Why bother cramming for a test when all I can think about is the freedom that awaits?
It is an odd sort of contradiction, the excitement of being so close to the end of school, with the weight of applying to colleges. Rather frequently, I dreamt about what was to come for my college career and was not even halfway through my senior year yet! Me on campus, meeting new people and starting fresh. Every time I open my laptop to work on an application, that dream feels far away, almost unreachable. But amidst all that chaos, and all that stress, I am somehow able to find a little comfort within everything going on. I learned to celebrate small victories-the day I finished my college essay, or when I got a really good grade on a test (Minus my Trig class). Each one of these minimal successes seems like the little kid’s pool arm floaties in the 15-foot pool of uncertainty.

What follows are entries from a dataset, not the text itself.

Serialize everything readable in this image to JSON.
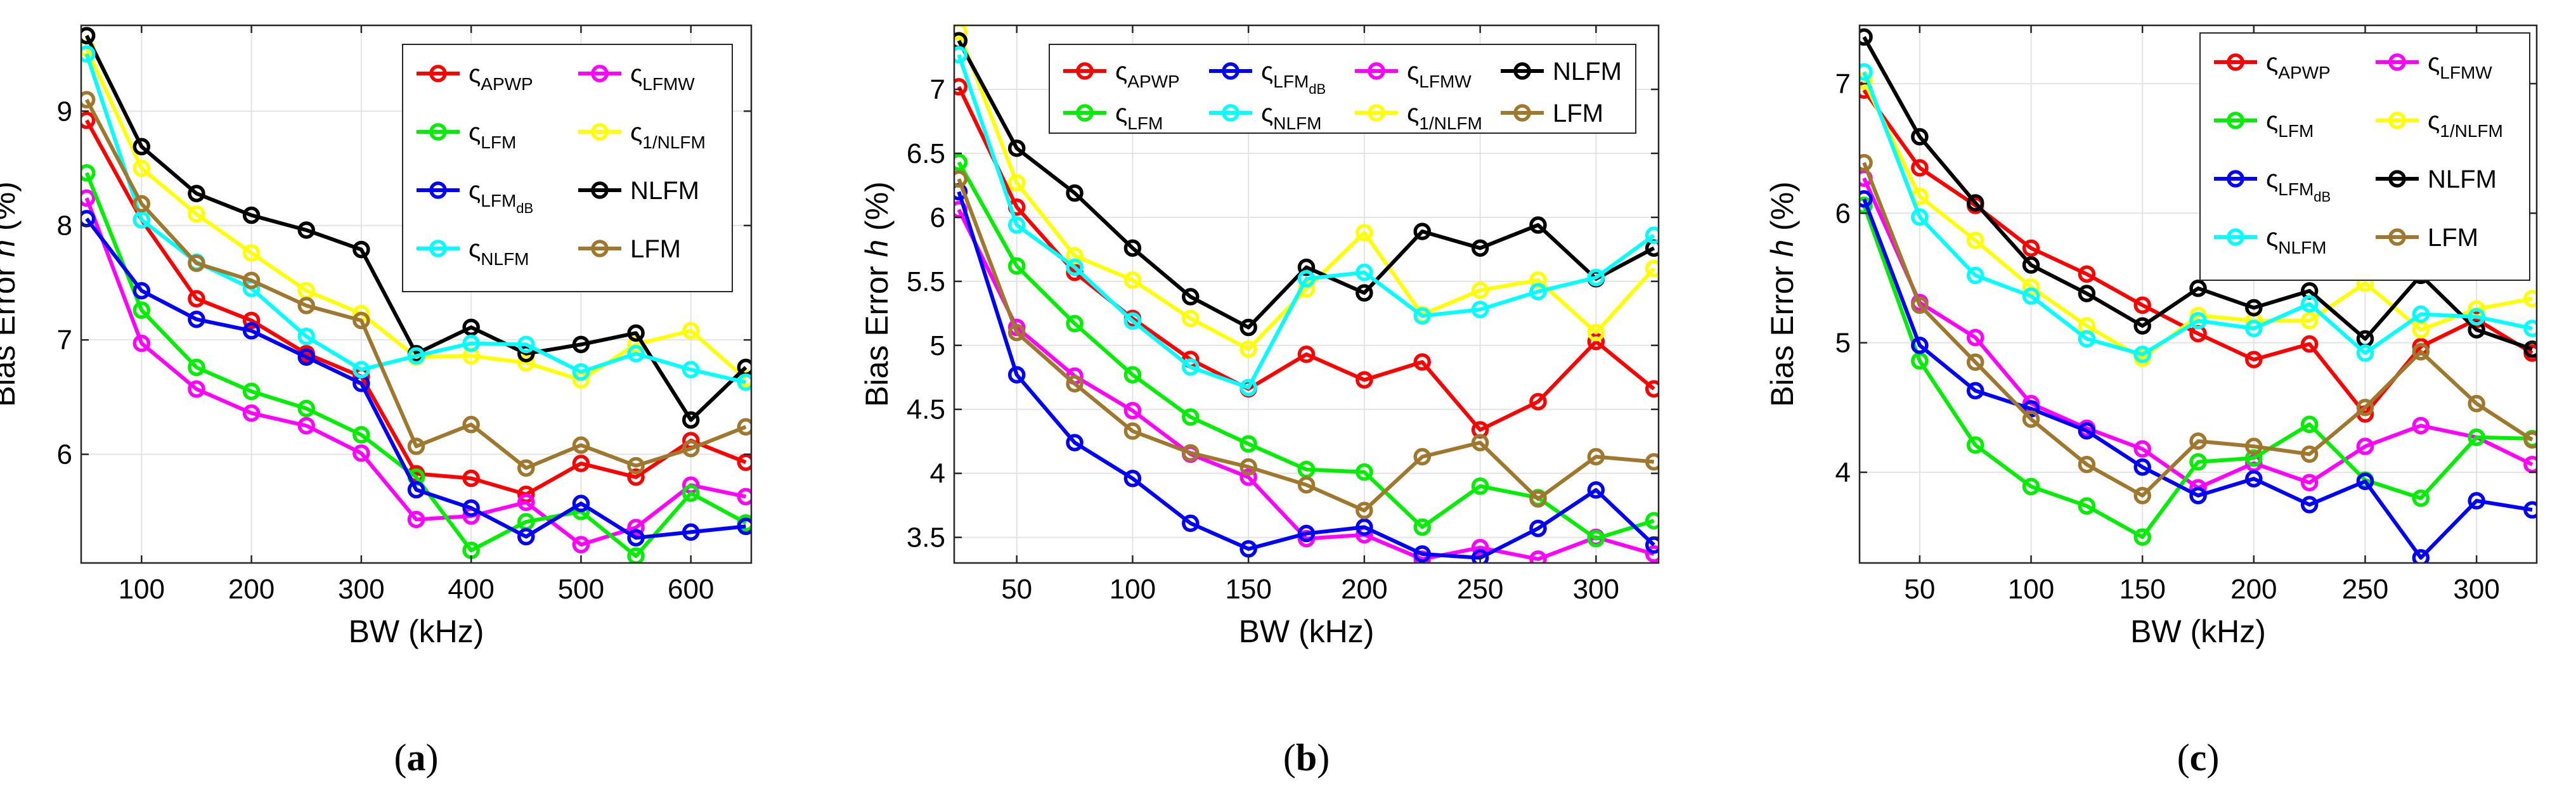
{
  "colors": {
    "APWP": "#ff0000",
    "LFMW": "#ff00ff",
    "LFM_s": "#00ee00",
    "ONE_NLFM": "#ffff00",
    "LFMdB": "#0000ff",
    "NLFM": "#000000",
    "NLFM_s": "#00ffff",
    "LFM": "#a0782d"
  },
  "legend_text": {
    "sigma": "ς",
    "APWP": "APWP",
    "LFMW": "LFMW",
    "LFM_s": "LFM",
    "LFMdB_main": "LFM",
    "LFMdB_sub": "dB",
    "NLFM_s": "NLFM",
    "ONE_NLFM": "1/NLFM",
    "NLFM": "NLFM",
    "LFM": "LFM"
  },
  "chart_data": [
    {
      "type": "line",
      "panel": "(a)",
      "panel_letter": "a",
      "xlabel": "BW (kHz)",
      "ylabel": "Bias Error",
      "ylabel_var": "h",
      "ylabel_unit": "(%)",
      "xlim": [
        45,
        655
      ],
      "ylim": [
        5.05,
        9.75
      ],
      "xticks": [
        100,
        200,
        300,
        400,
        500,
        600
      ],
      "yticks": [
        6,
        7,
        8,
        9
      ],
      "ytick_labels": [
        "6",
        "7",
        "8",
        "9"
      ],
      "x": [
        50,
        100,
        150,
        200,
        250,
        300,
        350,
        400,
        450,
        500,
        550,
        600,
        650
      ],
      "legend_order": [
        "APWP",
        "LFMW",
        "LFM_s",
        "ONE_NLFM",
        "LFMdB",
        "NLFM",
        "NLFM_s",
        "LFM"
      ],
      "series": [
        {
          "key": "APWP",
          "name": "ςAPWP",
          "values": [
            8.92,
            8.05,
            7.36,
            7.17,
            6.88,
            6.68,
            5.83,
            5.79,
            5.65,
            5.92,
            5.8,
            6.12,
            5.93
          ]
        },
        {
          "key": "LFMW",
          "name": "ςLFMW",
          "values": [
            8.24,
            6.97,
            6.57,
            6.36,
            6.25,
            6.01,
            5.43,
            5.46,
            5.58,
            5.21,
            5.36,
            5.73,
            5.63
          ]
        },
        {
          "key": "LFM_s",
          "name": "ςLFM",
          "values": [
            8.46,
            7.26,
            6.76,
            6.55,
            6.4,
            6.17,
            5.8,
            5.16,
            5.41,
            5.5,
            5.11,
            5.66,
            5.4
          ]
        },
        {
          "key": "ONE_NLFM",
          "name": "ς1/NLFM",
          "values": [
            9.55,
            8.5,
            8.1,
            7.76,
            7.43,
            7.23,
            6.85,
            6.86,
            6.8,
            6.65,
            6.96,
            7.08,
            6.66
          ]
        },
        {
          "key": "LFMdB",
          "name": "ςLFMdB",
          "values": [
            8.06,
            7.43,
            7.18,
            7.08,
            6.85,
            6.62,
            5.69,
            5.53,
            5.28,
            5.57,
            5.27,
            5.32,
            5.37
          ]
        },
        {
          "key": "NLFM",
          "name": "NLFM",
          "values": [
            9.66,
            8.69,
            8.28,
            8.09,
            7.96,
            7.79,
            6.88,
            7.11,
            6.88,
            6.96,
            7.06,
            6.3,
            6.76
          ]
        },
        {
          "key": "NLFM_s",
          "name": "ςNLFM",
          "values": [
            9.5,
            8.05,
            7.68,
            7.45,
            7.03,
            6.74,
            6.86,
            6.97,
            6.96,
            6.72,
            6.88,
            6.74,
            6.63
          ]
        },
        {
          "key": "LFM",
          "name": "LFM",
          "values": [
            9.1,
            8.19,
            7.67,
            7.52,
            7.3,
            7.17,
            6.07,
            6.26,
            5.88,
            6.08,
            5.9,
            6.05,
            6.24
          ]
        }
      ]
    },
    {
      "type": "line",
      "panel": "(b)",
      "panel_letter": "b",
      "xlabel": "BW (kHz)",
      "ylabel": "Bias Error",
      "ylabel_var": "h",
      "ylabel_unit": "(%)",
      "xlim": [
        23,
        327
      ],
      "ylim": [
        3.3,
        7.5
      ],
      "xticks": [
        50,
        100,
        150,
        200,
        250,
        300
      ],
      "yticks": [
        3.5,
        4,
        4.5,
        5,
        5.5,
        6,
        6.5,
        7
      ],
      "ytick_labels": [
        "3.5",
        "4",
        "4.5",
        "5",
        "5.5",
        "6",
        "6.5",
        "7"
      ],
      "x": [
        25,
        50,
        75,
        100,
        125,
        150,
        175,
        200,
        225,
        250,
        275,
        300,
        325
      ],
      "legend_order": [
        "APWP",
        "LFMdB",
        "LFMW",
        "NLFM",
        "LFM_s",
        "NLFM_s",
        "ONE_NLFM",
        "LFM"
      ],
      "series": [
        {
          "key": "APWP",
          "name": "ςAPWP",
          "values": [
            7.02,
            6.08,
            5.57,
            5.21,
            4.89,
            4.66,
            4.93,
            4.73,
            4.87,
            4.34,
            4.56,
            5.03,
            4.66
          ]
        },
        {
          "key": "LFMW",
          "name": "ςLFMW",
          "values": [
            6.06,
            5.14,
            4.76,
            4.49,
            4.15,
            3.97,
            3.49,
            3.52,
            3.33,
            3.42,
            3.33,
            3.5,
            3.37
          ]
        },
        {
          "key": "LFM_s",
          "name": "ςLFM",
          "values": [
            6.43,
            5.62,
            5.17,
            4.77,
            4.44,
            4.23,
            4.03,
            4.01,
            3.58,
            3.9,
            3.81,
            3.49,
            3.63
          ]
        },
        {
          "key": "ONE_NLFM",
          "name": "ς1/NLFM",
          "values": [
            7.45,
            6.27,
            5.7,
            5.51,
            5.21,
            4.97,
            5.44,
            5.88,
            5.24,
            5.43,
            5.51,
            5.1,
            5.6
          ]
        },
        {
          "key": "LFMdB",
          "name": "ςLFMdB",
          "values": [
            6.2,
            4.77,
            4.24,
            3.96,
            3.61,
            3.41,
            3.53,
            3.58,
            3.37,
            3.34,
            3.57,
            3.87,
            3.44
          ]
        },
        {
          "key": "NLFM",
          "name": "NLFM",
          "values": [
            7.38,
            6.54,
            6.19,
            5.76,
            5.38,
            5.14,
            5.61,
            5.41,
            5.89,
            5.76,
            5.94,
            5.52,
            5.76
          ]
        },
        {
          "key": "NLFM_s",
          "name": "ςNLFM",
          "values": [
            7.27,
            5.94,
            5.61,
            5.19,
            4.83,
            4.67,
            5.52,
            5.57,
            5.23,
            5.28,
            5.42,
            5.53,
            5.86
          ]
        },
        {
          "key": "LFM",
          "name": "LFM",
          "values": [
            6.3,
            5.1,
            4.7,
            4.33,
            4.16,
            4.05,
            3.91,
            3.71,
            4.13,
            4.24,
            3.8,
            4.13,
            4.09
          ]
        }
      ]
    },
    {
      "type": "line",
      "panel": "(c)",
      "panel_letter": "c",
      "xlabel": "BW (kHz)",
      "ylabel": "Bias Error",
      "ylabel_var": "h",
      "ylabel_unit": "(%)",
      "xlim": [
        23,
        327
      ],
      "ylim": [
        3.3,
        7.45
      ],
      "xticks": [
        50,
        100,
        150,
        200,
        250,
        300
      ],
      "yticks": [
        4,
        5,
        6,
        7
      ],
      "ytick_labels": [
        "4",
        "5",
        "6",
        "7"
      ],
      "x": [
        25,
        50,
        75,
        100,
        125,
        150,
        175,
        200,
        225,
        250,
        275,
        300,
        325
      ],
      "legend_order": [
        "APWP",
        "LFMW",
        "LFM_s",
        "ONE_NLFM",
        "LFMdB",
        "NLFM",
        "NLFM_s",
        "LFM"
      ],
      "series": [
        {
          "key": "APWP",
          "name": "ςAPWP",
          "values": [
            6.95,
            6.35,
            6.06,
            5.73,
            5.53,
            5.29,
            5.07,
            4.87,
            4.99,
            4.45,
            4.97,
            5.18,
            4.92
          ]
        },
        {
          "key": "LFMW",
          "name": "ςLFMW",
          "values": [
            6.27,
            5.31,
            5.04,
            4.53,
            4.34,
            4.18,
            3.88,
            4.07,
            3.92,
            4.2,
            4.36,
            4.27,
            4.06
          ]
        },
        {
          "key": "LFM_s",
          "name": "ςLFM",
          "values": [
            6.06,
            4.86,
            4.21,
            3.89,
            3.74,
            3.5,
            4.08,
            4.11,
            4.37,
            3.94,
            3.8,
            4.27,
            4.26
          ]
        },
        {
          "key": "ONE_NLFM",
          "name": "ς1/NLFM",
          "values": [
            7.02,
            6.13,
            5.79,
            5.43,
            5.13,
            4.88,
            5.21,
            5.17,
            5.17,
            5.46,
            5.1,
            5.26,
            5.34
          ]
        },
        {
          "key": "LFMdB",
          "name": "ςLFMdB",
          "values": [
            6.11,
            4.98,
            4.63,
            4.49,
            4.32,
            4.04,
            3.82,
            3.95,
            3.75,
            3.93,
            3.34,
            3.78,
            3.71
          ]
        },
        {
          "key": "NLFM",
          "name": "NLFM",
          "values": [
            7.36,
            6.59,
            6.08,
            5.6,
            5.38,
            5.13,
            5.42,
            5.27,
            5.4,
            5.03,
            5.52,
            5.1,
            4.95
          ]
        },
        {
          "key": "NLFM_s",
          "name": "ςNLFM",
          "values": [
            7.09,
            5.97,
            5.52,
            5.36,
            5.03,
            4.91,
            5.17,
            5.11,
            5.3,
            4.92,
            5.22,
            5.2,
            5.11
          ]
        },
        {
          "key": "LFM",
          "name": "LFM",
          "values": [
            6.39,
            5.29,
            4.85,
            4.41,
            4.06,
            3.82,
            4.24,
            4.2,
            4.14,
            4.5,
            4.93,
            4.53,
            4.25
          ]
        }
      ]
    }
  ]
}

With my friends around me making Senior year feel as if it would last forever but also make it feel like its flying by, through highs and lows, the feeling was not so daunting anymore. We all talk about how we need to get our grades higher but we still don’t do our work, yet somehow still manage to pull it all together and get through.
As graduation comes closer, I realize that though senior year its definitely going to get harder, it is covered in moments of both clarity and joy. I have learned through my high school career to appreciate the transience of it all. The last football games, late-night study cramming, the goodbyes that won’t be happy ones. In the end, wherever we all end up, it’s not about the destination, it’s about the journey to the destination.